Festival d’Avignon off

Pourquoi ont-ils tué Jaurès ? texte et mise en scène de Dominique Ziegler

 
Jaures_2@Augustin_RebetezUn centenaire encore : le 31 juillet 1914, est assassiné Jean Jaurès, leader du socialisme européen et politicien au grand talent d’orateur. Un homme de référence pour ses contemporains, une figure emblématique à laquelle les générations suivantes et celles d’aujourd’hui,  font volontiers appel.
Avec l’assassinat de Jaurès, s’envole l’ultime espoir de paix français et européen. Inspiré par ce sage et fougueux orateur, Dominique Ziegler, considère le socialisme de son héros comme le vrai moteur d’une force d’émancipation libératrice de l’individu : «  L’amour de Jaurès pour l’humanité s’étend à la dimension naturelle, cosmique et spirituelle. »
  Sa pièce évoque les courants idéologiques du capitalisme, du socialisme et du nationalisme. Lors de l’affaire Dreyfus en effet et on l’a oublié, Jules Guesde, socialiste, est lui, un adversaire acharné du capitaine et beaucoup de ses camarades de parti voyaient en lui, un ennemi de classe… Alors que pour Jaurès, Dreyfus  est un symbole de l’humanité injustement meurtrie, un homme dont  l’injuste condamnation transcende les classes sociales, la diversité des origines et des confessions.
La droite s’est sentie aussi lâchée par Jaurès, engagé pourtant dès le début au côté des Républicains: l’humaniste a fait le constat amer de la trahison des valeurs des Lumières, et de leur détournement organisé au profit de la bourgeoisie moderne.

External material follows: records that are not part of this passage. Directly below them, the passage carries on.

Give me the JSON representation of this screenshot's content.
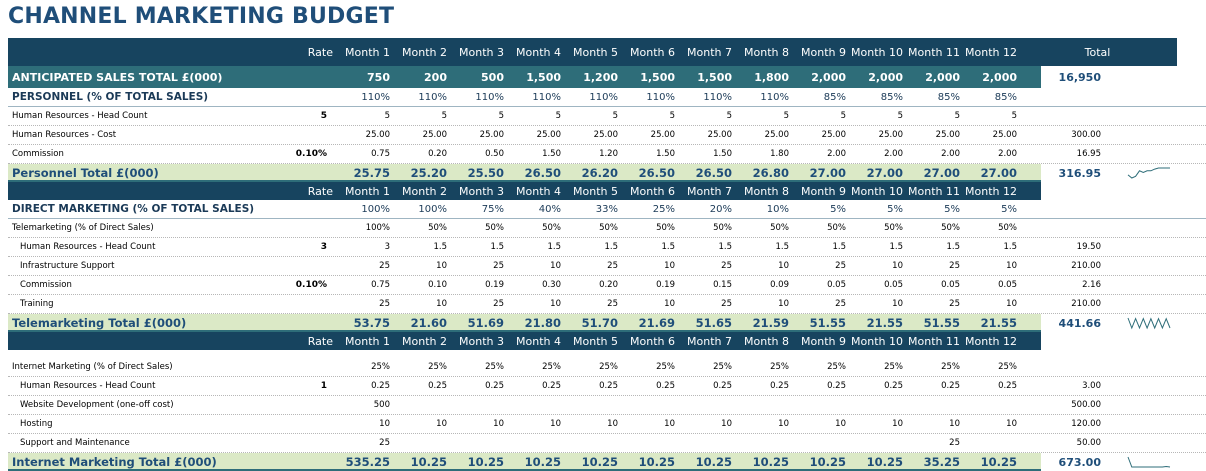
{
  "title": "CHANNEL MARKETING BUDGET",
  "header": {
    "rate": "Rate",
    "months": [
      "Month 1",
      "Month 2",
      "Month 3",
      "Month 4",
      "Month 5",
      "Month 6",
      "Month 7",
      "Month 8",
      "Month 9",
      "Month 10",
      "Month 11",
      "Month 12"
    ],
    "total": "Total"
  },
  "sales": {
    "label": "ANTICIPATED SALES TOTAL £(000)",
    "values": [
      "750",
      "200",
      "500",
      "1,500",
      "1,200",
      "1,500",
      "1,500",
      "1,800",
      "2,000",
      "2,000",
      "2,000",
      "2,000"
    ],
    "total": "16,950"
  },
  "personnel": {
    "section": {
      "label": "PERSONNEL (% OF TOTAL SALES)",
      "values": [
        "110%",
        "110%",
        "110%",
        "110%",
        "110%",
        "110%",
        "110%",
        "110%",
        "85%",
        "85%",
        "85%",
        "85%"
      ]
    },
    "rows": [
      {
        "label": "Human Resources - Head Count",
        "rate": "5",
        "values": [
          "5",
          "5",
          "5",
          "5",
          "5",
          "5",
          "5",
          "5",
          "5",
          "5",
          "5",
          "5"
        ],
        "total": ""
      },
      {
        "label": "Human Resources - Cost",
        "rate": "",
        "values": [
          "25.00",
          "25.00",
          "25.00",
          "25.00",
          "25.00",
          "25.00",
          "25.00",
          "25.00",
          "25.00",
          "25.00",
          "25.00",
          "25.00"
        ],
        "total": "300.00"
      },
      {
        "label": "Commission",
        "rate": "0.10%",
        "values": [
          "0.75",
          "0.20",
          "0.50",
          "1.50",
          "1.20",
          "1.50",
          "1.50",
          "1.80",
          "2.00",
          "2.00",
          "2.00",
          "2.00"
        ],
        "total": "16.95"
      }
    ],
    "total": {
      "label": "Personnel Total £(000)",
      "values": [
        "25.75",
        "25.20",
        "25.50",
        "26.50",
        "26.20",
        "26.50",
        "26.50",
        "26.80",
        "27.00",
        "27.00",
        "27.00",
        "27.00"
      ],
      "total": "316.95",
      "spark": [
        25.75,
        25.2,
        25.5,
        26.5,
        26.2,
        26.5,
        26.5,
        26.8,
        27,
        27,
        27,
        27
      ]
    }
  },
  "direct": {
    "section": {
      "label": "DIRECT MARKETING (% OF TOTAL SALES)",
      "values": [
        "100%",
        "100%",
        "75%",
        "40%",
        "33%",
        "25%",
        "20%",
        "10%",
        "5%",
        "5%",
        "5%",
        "5%"
      ]
    },
    "rows": [
      {
        "label": "Telemarketing (% of Direct Sales)",
        "rate": "",
        "indent": false,
        "values": [
          "100%",
          "50%",
          "50%",
          "50%",
          "50%",
          "50%",
          "50%",
          "50%",
          "50%",
          "50%",
          "50%",
          "50%"
        ],
        "total": ""
      },
      {
        "label": "Human Resources - Head Count",
        "rate": "3",
        "indent": true,
        "values": [
          "3",
          "1.5",
          "1.5",
          "1.5",
          "1.5",
          "1.5",
          "1.5",
          "1.5",
          "1.5",
          "1.5",
          "1.5",
          "1.5"
        ],
        "total": "19.50"
      },
      {
        "label": "Infrastructure Support",
        "rate": "",
        "indent": true,
        "values": [
          "25",
          "10",
          "25",
          "10",
          "25",
          "10",
          "25",
          "10",
          "25",
          "10",
          "25",
          "10"
        ],
        "total": "210.00"
      },
      {
        "label": "Commission",
        "rate": "0.10%",
        "indent": true,
        "values": [
          "0.75",
          "0.10",
          "0.19",
          "0.30",
          "0.20",
          "0.19",
          "0.15",
          "0.09",
          "0.05",
          "0.05",
          "0.05",
          "0.05"
        ],
        "total": "2.16"
      },
      {
        "label": "Training",
        "rate": "",
        "indent": true,
        "values": [
          "25",
          "10",
          "25",
          "10",
          "25",
          "10",
          "25",
          "10",
          "25",
          "10",
          "25",
          "10"
        ],
        "total": "210.00"
      }
    ],
    "total": {
      "label": "Telemarketing Total £(000)",
      "values": [
        "53.75",
        "21.60",
        "51.69",
        "21.80",
        "51.70",
        "21.69",
        "51.65",
        "21.59",
        "51.55",
        "21.55",
        "51.55",
        "21.55"
      ],
      "total": "441.66",
      "spark": [
        53.75,
        21.6,
        51.69,
        21.8,
        51.7,
        21.69,
        51.65,
        21.59,
        51.55,
        21.55,
        51.55,
        21.55
      ]
    }
  },
  "internet": {
    "rows": [
      {
        "label": "Internet Marketing (% of Direct Sales)",
        "rate": "",
        "indent": false,
        "values": [
          "25%",
          "25%",
          "25%",
          "25%",
          "25%",
          "25%",
          "25%",
          "25%",
          "25%",
          "25%",
          "25%",
          "25%"
        ],
        "total": ""
      },
      {
        "label": "Human Resources - Head Count",
        "rate": "1",
        "indent": true,
        "values": [
          "0.25",
          "0.25",
          "0.25",
          "0.25",
          "0.25",
          "0.25",
          "0.25",
          "0.25",
          "0.25",
          "0.25",
          "0.25",
          "0.25"
        ],
        "total": "3.00"
      },
      {
        "label": "Website Development (one-off cost)",
        "rate": "",
        "indent": true,
        "values": [
          "500",
          "",
          "",
          "",
          "",
          "",
          "",
          "",
          "",
          "",
          "",
          ""
        ],
        "total": "500.00"
      },
      {
        "label": "Hosting",
        "rate": "",
        "indent": true,
        "values": [
          "10",
          "10",
          "10",
          "10",
          "10",
          "10",
          "10",
          "10",
          "10",
          "10",
          "10",
          "10"
        ],
        "total": "120.00"
      },
      {
        "label": "Support and Maintenance",
        "rate": "",
        "indent": true,
        "values": [
          "25",
          "",
          "",
          "",
          "",
          "",
          "",
          "",
          "",
          "",
          "25",
          ""
        ],
        "total": "50.00"
      }
    ],
    "total": {
      "label": "Internet Marketing Total £(000)",
      "values": [
        "535.25",
        "10.25",
        "10.25",
        "10.25",
        "10.25",
        "10.25",
        "10.25",
        "10.25",
        "10.25",
        "10.25",
        "35.25",
        "10.25"
      ],
      "total": "673.00",
      "spark": [
        535.25,
        10.25,
        10.25,
        10.25,
        10.25,
        10.25,
        10.25,
        10.25,
        10.25,
        10.25,
        35.25,
        10.25
      ]
    }
  },
  "colors": {
    "header": "#17445f",
    "sales": "#2e6d79",
    "total_fill": "#dbe9c6",
    "accent": "#1f4e79"
  }
}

  Avant  d’être assassiné, Jaurès représentait un double danger pour les classes dominantes des pays qui conduiraient l’Europe au massacre : « Il consolidait une force révolutionnaire capable, non seulement de mettre un frein aux manœuvres guerrières, mais aussi de renverser un jour ou l’autre les possédants. Il mettait aussi le doigt sur la gigantesque arnaque que constituait le recours  à un nationalisme de pacotille, à la xénophobie comme ciment du peuple, voulu par les dirigeants. »

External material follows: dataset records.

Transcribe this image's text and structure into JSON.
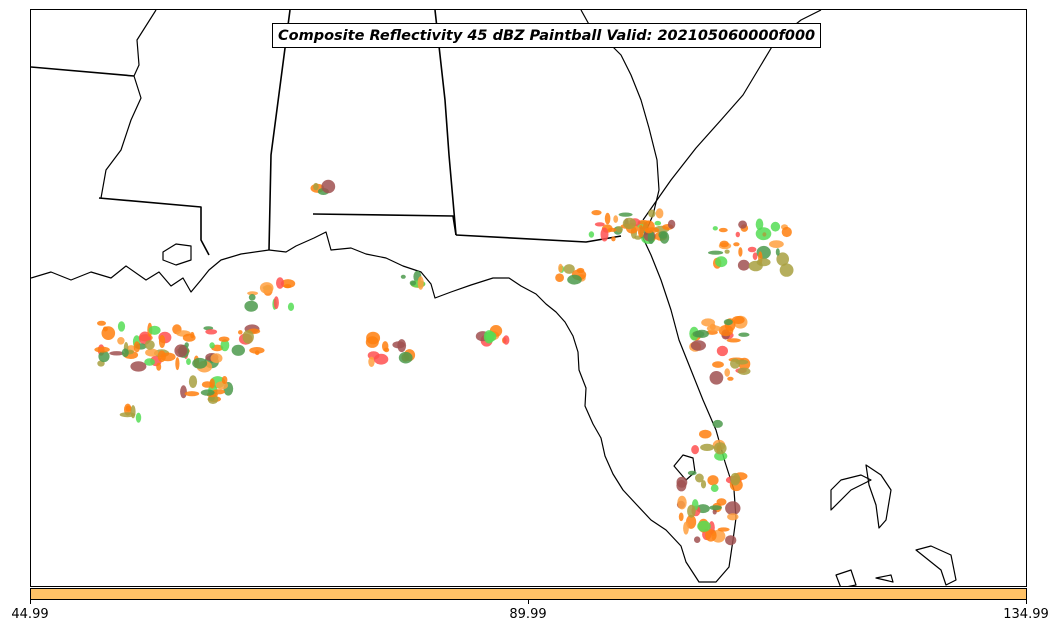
{
  "title": "Composite Reflectivity 45 dBZ Paintball Valid: 202105060000f000",
  "colorbar": {
    "color": "#ffc266",
    "ticks": [
      "44.99",
      "89.99",
      "134.99"
    ]
  },
  "paintball_colors": {
    "orange": "#ff7f0e",
    "red": "#ff5050",
    "light_green": "#55dd55",
    "olive": "#a8a040",
    "brown": "#a05050",
    "dark_green": "#4c9a4c",
    "light_orange": "#ffa040"
  }
}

  Dominique Ziegler  met ici en scène le destin fulgurant de ce grand homme politique avec  une succession de tableaux:  scènes d’intérieur familial, mais aussi moments de débat idéologique, au salon ou au bureau avec des sympathisants ou des adversaires,  et des discours à la tribune publique.

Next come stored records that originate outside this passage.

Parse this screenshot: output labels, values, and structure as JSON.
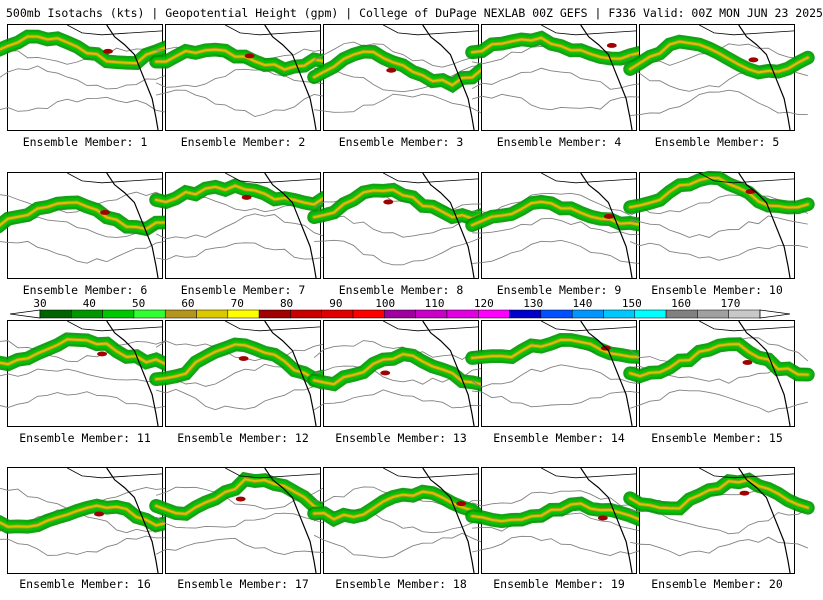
{
  "header": {
    "title": "500mb Isotachs (kts) | Geopotential Height (gpm) | College of DuPage NEXLAB   00Z GEFS | F336 Valid: 00Z MON JUN 23 2025"
  },
  "members": [
    "Ensemble Member: 1",
    "Ensemble Member: 2",
    "Ensemble Member: 3",
    "Ensemble Member: 4",
    "Ensemble Member: 5",
    "Ensemble Member: 6",
    "Ensemble Member: 7",
    "Ensemble Member: 8",
    "Ensemble Member: 9",
    "Ensemble Member: 10",
    "Ensemble Member: 11",
    "Ensemble Member: 12",
    "Ensemble Member: 13",
    "Ensemble Member: 14",
    "Ensemble Member: 15",
    "Ensemble Member: 16",
    "Ensemble Member: 17",
    "Ensemble Member: 18",
    "Ensemble Member: 19",
    "Ensemble Member: 20"
  ],
  "colorbar": {
    "ticks": [
      "30",
      "40",
      "50",
      "60",
      "70",
      "80",
      "90",
      "100",
      "110",
      "120",
      "130",
      "140",
      "150",
      "160",
      "170"
    ],
    "colors": [
      "#006400",
      "#009600",
      "#00c800",
      "#32ff32",
      "#b4961e",
      "#dcc800",
      "#ffff00",
      "#a00000",
      "#c80000",
      "#e10000",
      "#ff0000",
      "#a000a0",
      "#c800c8",
      "#e100e1",
      "#ff00ff",
      "#0000c8",
      "#0050ff",
      "#0096ff",
      "#00c8ff",
      "#00ffff",
      "#808080",
      "#a0a0a0",
      "#c8c8c8"
    ]
  }
}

Pour la véracité et la vraisemblance de l’histoire,  il fallait un comédien de valeur pour incarner Jaurès, dont l’art de la parole tendait  uniquement vers la volonté d’action, et  non vers l’autosuffisance et la complaisance spectaculaire. Frédéric Polier est tout à fait convaincant: il incarne un Jaurès plus vrai que nature, une figure iconique, entre celle du peintre Monet et celle de Gérard Dépardieu. Il  a la fougue, l’énergie et le désintéressement souhaitée. L’homme au bel embonpoint, le bras levé, la barbe large et volumineuse, le front levé vers le ciel, frappe, scande et tonne, avec force et bonhommie, ses convictions.
On reconnaît, comme l’écrivait Trotsky, cet athlète de l’idée qui tomba sur l’arène, en combattant le plus terrible fléau du genre humain : la guerre.

 Véronique Hotte

Théâtre du Chêne noir jusqu’au 27 juillet à 12h 30.